Observations on local organisers

Community chest

More than 1,300 people crowded into York Hall in November for the 12th Annual Assembly of the East London Communities Organisation (Telco). Among the groups represented at the venue, an old Victorian baths in Bethnal Green in the East End of London, now transformed into a modern leisure centre, were churches, mosques, trade unions, charities and schools.

This kind of community organising, not limited to labour groups or religious affiliation, appears to be gathering momentum. London Citizens, a grass-roots charity that acts as the umbrella group to Telco, South London Citizens and West London Citizens, has 120 affiliated organisations. A similar group in north London and others in cities across the UK are being planned and tried out by the Citizen Organising Foundation - the national training institute.

"Politics does not just exist in Westminster," says Neil Jameson, lead organiser of London Citizens. "What we are doing helps counter the feeling that politics is far removed from people's lives."

The media may give it very little recognition, he says, but London Citizens' Living Wage campaign has achieved unprecedented success. The London Olympic organising committee has pledged to pay a living wage (at present £7.45 an hour in the capital) to those working on the 2012 games, and Barclays has set a private-sector precedent with a similar agreement.

Further afield, the next occupant of the White House is the world's best-known community organiser.

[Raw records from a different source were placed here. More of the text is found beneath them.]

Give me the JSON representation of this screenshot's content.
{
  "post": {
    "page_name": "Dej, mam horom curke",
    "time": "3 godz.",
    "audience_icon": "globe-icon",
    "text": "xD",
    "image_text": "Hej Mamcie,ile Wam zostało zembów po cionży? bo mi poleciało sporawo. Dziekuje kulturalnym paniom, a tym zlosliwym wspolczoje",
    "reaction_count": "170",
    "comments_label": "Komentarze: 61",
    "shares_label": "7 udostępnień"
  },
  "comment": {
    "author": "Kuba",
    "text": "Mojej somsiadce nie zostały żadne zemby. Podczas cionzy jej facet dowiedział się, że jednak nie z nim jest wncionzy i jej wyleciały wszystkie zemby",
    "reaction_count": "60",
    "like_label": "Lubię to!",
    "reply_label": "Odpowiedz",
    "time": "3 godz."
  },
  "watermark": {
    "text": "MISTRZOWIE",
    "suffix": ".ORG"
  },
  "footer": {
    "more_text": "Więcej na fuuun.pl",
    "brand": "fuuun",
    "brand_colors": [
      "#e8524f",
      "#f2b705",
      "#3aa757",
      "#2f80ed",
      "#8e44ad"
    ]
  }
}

Barack Obama, director of the Developing Communities Project on Chicago's South Side in the 1980s, has brought recognition to the occupation. And during the US election campaign, as Republicans such as Sarah Palin and Rudy Giuliani mocked community organisers, it seemed only to raise their profile.

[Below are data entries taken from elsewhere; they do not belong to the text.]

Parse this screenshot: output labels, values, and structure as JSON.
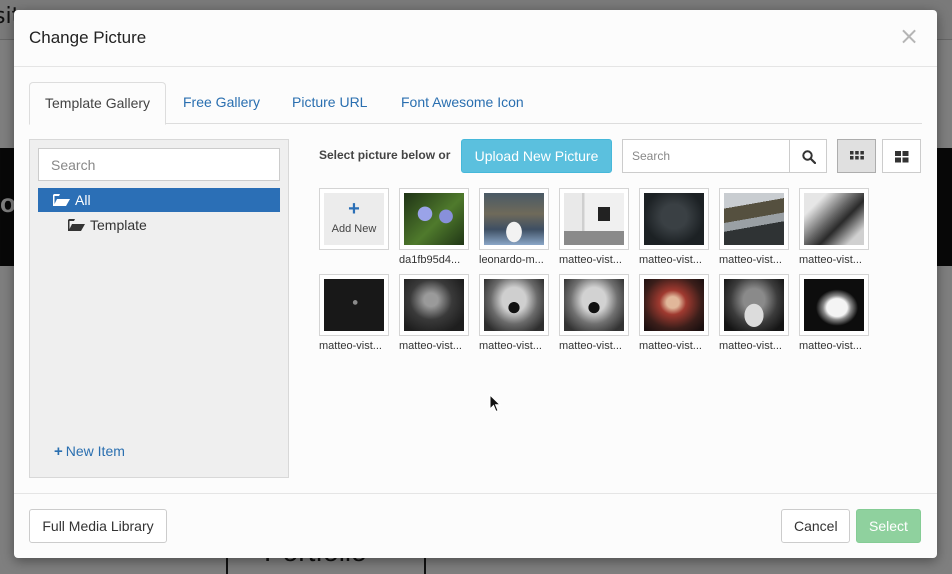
{
  "modal": {
    "title": "Change Picture",
    "close_glyph": "×"
  },
  "tabs": [
    {
      "label": "Template Gallery",
      "active": true
    },
    {
      "label": "Free Gallery",
      "active": false
    },
    {
      "label": "Picture URL",
      "active": false
    },
    {
      "label": "Font Awesome Icon",
      "active": false
    }
  ],
  "tree": {
    "search_placeholder": "Search",
    "items": [
      {
        "label": "All",
        "selected": true
      },
      {
        "label": "Template",
        "selected": false
      }
    ],
    "new_item_label": "New Item"
  },
  "toolbar": {
    "hint": "Select picture below or",
    "upload_label": "Upload New Picture",
    "search_placeholder": "Search"
  },
  "gallery": {
    "add_new_label": "Add New",
    "pictures": [
      {
        "name": "da1fb95d4..."
      },
      {
        "name": "leonardo-m..."
      },
      {
        "name": "matteo-vist..."
      },
      {
        "name": "matteo-vist..."
      },
      {
        "name": "matteo-vist..."
      },
      {
        "name": "matteo-vist..."
      },
      {
        "name": "matteo-vist..."
      },
      {
        "name": "matteo-vist..."
      },
      {
        "name": "matteo-vist..."
      },
      {
        "name": "matteo-vist..."
      },
      {
        "name": "matteo-vist..."
      },
      {
        "name": "matteo-vist..."
      },
      {
        "name": "matteo-vist..."
      },
      {
        "name": "matteo-vist..."
      }
    ]
  },
  "footer": {
    "media_library_label": "Full Media Library",
    "cancel_label": "Cancel",
    "select_label": "Select"
  },
  "background": {
    "top_text": "sito",
    "band_text": "ol",
    "box_text": "Portfolio"
  },
  "colors": {
    "accent": "#2b6fb6",
    "upload": "#5bc0de",
    "select_disabled": "#8fd19e"
  }
}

Dave Smith, 23, who works on Telco's campaign for affordable housing, says: "Reading about Obama first interested me in the concept of community organising. The theory behind it made a lot of sense. People lead such multilayered lives these days, so grass-roots politics has to organise around all aspects of citizenry."

"It's great to have one of us in the White House," Jameson acknowledges, "but we have to raise all the money for what we do ourselves. This kind of politics is tough, but is also alive and real."